Geoff Chappell - Software Analyst
No pages at an obscure technical site are ever really hot, but many nowadays attract more than 100 views per month. There are nearing 2,000 pages at this site. Most are very detailed descriptions of functionality in Windows. Though they are the sort of thing that may be the key to some advanced programmer being able to complete his work, they are beyond arcane to everyone else. I am astonished that any of these pages get looked at even once a day.
This site had 17,715 visits in June 2010, from 13,279 unique visitors.
There follows a list of pages that were each viewed at least 100 times in June 2010. The faded titles are just index pages which I presume are viewed only or mainly on the way to others, especially while moving from one Table of Contents to another. Two of these index pages are just the skimpiest of placeholders, pending my writing an introduction. The rank in brackets is from the previous month.
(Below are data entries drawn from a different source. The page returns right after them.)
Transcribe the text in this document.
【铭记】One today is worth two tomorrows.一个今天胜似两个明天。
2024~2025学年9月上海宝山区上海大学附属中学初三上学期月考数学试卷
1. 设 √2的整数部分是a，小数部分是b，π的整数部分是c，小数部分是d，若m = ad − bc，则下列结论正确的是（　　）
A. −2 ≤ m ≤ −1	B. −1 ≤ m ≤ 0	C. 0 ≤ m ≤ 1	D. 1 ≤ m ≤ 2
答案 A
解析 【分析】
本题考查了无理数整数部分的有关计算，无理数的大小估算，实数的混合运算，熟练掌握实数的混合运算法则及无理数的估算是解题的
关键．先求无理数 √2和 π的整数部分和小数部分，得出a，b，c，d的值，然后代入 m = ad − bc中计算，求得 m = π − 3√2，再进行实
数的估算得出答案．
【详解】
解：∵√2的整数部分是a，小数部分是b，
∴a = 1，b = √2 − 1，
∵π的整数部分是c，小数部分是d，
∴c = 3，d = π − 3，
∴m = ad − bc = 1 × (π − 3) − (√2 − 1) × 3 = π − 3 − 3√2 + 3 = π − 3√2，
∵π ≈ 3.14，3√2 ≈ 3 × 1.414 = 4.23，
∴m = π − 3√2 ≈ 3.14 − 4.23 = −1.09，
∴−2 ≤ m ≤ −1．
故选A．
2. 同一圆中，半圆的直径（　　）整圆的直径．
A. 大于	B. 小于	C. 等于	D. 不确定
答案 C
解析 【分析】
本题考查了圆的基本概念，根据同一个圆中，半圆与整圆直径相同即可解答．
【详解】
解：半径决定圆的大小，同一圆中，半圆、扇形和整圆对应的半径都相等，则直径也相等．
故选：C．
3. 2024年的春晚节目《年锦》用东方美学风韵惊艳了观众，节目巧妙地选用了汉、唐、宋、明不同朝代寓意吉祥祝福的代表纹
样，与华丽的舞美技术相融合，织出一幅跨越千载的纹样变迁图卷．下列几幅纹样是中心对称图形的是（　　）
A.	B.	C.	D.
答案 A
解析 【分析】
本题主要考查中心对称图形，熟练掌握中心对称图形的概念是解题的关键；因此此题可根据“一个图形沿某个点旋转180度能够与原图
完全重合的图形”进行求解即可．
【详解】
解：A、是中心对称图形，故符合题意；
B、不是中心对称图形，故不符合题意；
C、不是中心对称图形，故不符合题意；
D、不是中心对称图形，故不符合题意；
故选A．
Especially pleasing this month is that two of my favourite pages finally make the list. The Start Menu’s Start details what limited support is available for getting third-party programs onto the Start Menu for new users. It is a small piece of user-level output from quite a lot of programmer-level research into the Windows Shell, and makes the list after nearly a year. The other favourite page has taken even longer to make this list. It’s the entry page for my documentation of the otherwise undocumented IListView interface which provides significant new functionality for List-View controls in Windows Vista and higher. If you have ever wondered whether things really are left undocumented that are genuinely useful to programmers outside Microsoft, this would be among the largest and best examples. Yet its revelation lay here for two years, sketched by this theorist but undeveloped for real-world programming, before attracting even a hundred views in any one month. Has innovation at this level of Windows dried up or was it never flowing?